|
Tant que la souffrance de ce manque de communication est partagée par les deux conjoints, le couple vit une période de crise certes, mais il vit. Aidé, il pourra comprendre son mal-être profond; reconnaître que, dans l'attente de chacun envers l'autre, il y a des demandes impossibles à satisfaire (un conjoint ne remplace pas un parent); admettre qu'ils ne se changeront pas, mais que des évolutions, des maturations peuvent permettre d'autres formes de communication. Combien de fois des couples disent: Il y a longtemps que nous ne nous sommes pas autant parlé, vraiment parlé de nous, de notre histoire, de nos peurs, de nos limites et autant écoutés aussi ! Il a fallu cette crise et que nous envisagions de nous séparer ! Cette idée de séparation, en postulant une capacité encore virtuelle d'exister seul, peut autoriser chacun à se montrer à l'autre tel qu'il est et à le rencontrer sans peur de son emprise; la distance ainsi retrouvée ou trouvée, un nouveau dialogue pouvait naître entre eux.

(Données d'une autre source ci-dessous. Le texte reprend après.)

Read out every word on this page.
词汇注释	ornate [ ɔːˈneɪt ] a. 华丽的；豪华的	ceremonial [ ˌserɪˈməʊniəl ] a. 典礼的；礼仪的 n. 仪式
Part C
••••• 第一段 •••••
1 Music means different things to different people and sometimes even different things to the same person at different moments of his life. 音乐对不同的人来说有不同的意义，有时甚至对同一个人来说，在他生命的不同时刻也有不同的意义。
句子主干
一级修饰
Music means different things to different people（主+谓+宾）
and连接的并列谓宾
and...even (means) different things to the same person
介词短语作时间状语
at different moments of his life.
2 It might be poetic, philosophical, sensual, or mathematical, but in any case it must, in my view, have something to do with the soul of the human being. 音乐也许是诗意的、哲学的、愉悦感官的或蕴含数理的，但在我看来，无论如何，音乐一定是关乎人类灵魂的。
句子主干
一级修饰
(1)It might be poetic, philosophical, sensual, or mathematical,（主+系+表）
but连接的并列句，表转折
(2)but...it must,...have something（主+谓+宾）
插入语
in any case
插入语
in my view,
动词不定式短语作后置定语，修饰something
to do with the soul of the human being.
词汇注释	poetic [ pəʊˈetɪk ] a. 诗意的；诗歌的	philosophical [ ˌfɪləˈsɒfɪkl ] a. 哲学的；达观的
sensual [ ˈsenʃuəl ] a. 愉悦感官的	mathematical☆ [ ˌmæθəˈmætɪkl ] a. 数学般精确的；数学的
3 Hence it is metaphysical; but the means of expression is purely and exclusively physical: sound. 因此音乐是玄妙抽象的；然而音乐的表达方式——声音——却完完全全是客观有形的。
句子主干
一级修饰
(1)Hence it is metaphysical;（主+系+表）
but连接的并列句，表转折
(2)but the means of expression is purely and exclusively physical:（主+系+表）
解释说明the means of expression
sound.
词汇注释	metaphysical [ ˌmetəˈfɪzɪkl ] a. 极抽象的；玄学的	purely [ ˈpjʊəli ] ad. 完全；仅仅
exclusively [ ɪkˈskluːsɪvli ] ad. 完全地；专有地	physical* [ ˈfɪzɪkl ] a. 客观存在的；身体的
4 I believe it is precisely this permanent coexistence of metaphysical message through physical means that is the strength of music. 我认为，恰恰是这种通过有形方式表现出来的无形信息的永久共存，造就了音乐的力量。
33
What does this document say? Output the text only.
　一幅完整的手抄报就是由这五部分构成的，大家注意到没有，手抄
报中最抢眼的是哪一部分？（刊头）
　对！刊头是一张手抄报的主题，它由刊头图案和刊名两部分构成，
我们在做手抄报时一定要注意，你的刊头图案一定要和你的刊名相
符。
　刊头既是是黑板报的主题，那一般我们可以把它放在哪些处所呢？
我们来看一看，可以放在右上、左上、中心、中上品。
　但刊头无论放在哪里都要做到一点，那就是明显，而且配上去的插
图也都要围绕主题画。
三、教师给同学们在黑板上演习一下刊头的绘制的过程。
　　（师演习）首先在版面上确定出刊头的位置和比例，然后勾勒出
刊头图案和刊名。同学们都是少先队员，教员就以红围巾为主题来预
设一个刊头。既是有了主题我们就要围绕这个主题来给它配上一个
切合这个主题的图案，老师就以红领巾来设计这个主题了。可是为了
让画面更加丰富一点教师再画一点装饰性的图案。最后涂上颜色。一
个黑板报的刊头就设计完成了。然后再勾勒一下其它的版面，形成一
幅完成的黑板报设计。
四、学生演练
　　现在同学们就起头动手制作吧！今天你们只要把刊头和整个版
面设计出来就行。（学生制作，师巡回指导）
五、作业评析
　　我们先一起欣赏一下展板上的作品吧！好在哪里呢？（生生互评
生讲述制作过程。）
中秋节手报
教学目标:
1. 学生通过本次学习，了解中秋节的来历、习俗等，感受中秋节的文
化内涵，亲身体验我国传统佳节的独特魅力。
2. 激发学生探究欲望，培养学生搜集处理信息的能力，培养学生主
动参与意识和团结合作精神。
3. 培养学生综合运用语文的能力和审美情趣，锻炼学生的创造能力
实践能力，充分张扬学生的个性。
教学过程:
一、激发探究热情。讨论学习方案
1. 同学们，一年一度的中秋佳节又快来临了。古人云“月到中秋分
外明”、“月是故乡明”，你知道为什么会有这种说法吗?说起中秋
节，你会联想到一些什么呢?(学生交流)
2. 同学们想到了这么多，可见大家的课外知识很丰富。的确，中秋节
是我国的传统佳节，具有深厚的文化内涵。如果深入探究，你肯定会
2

Plus grave est la perte du désir car, en supprimant par là souffrances et conflits, c'est la voie de la mort pour le couple. Je pense à ces couples, rares il est vrai, où l'un des conjoints s'en va sans rien dire et où l'autre reste sidéré comme s'il n'avait rien vu venir, comme si, ni l'un ni l'autre, n'avait pu ou voulu voir que la belle harmonie première était illusoire et qu'elle ne pourrait se transformer en équilibre solide, au prix de quelques explications douloureuses, que grâce à la découverte de l'autre avec ses étranges différences, ses attentes imprévues et secrètes.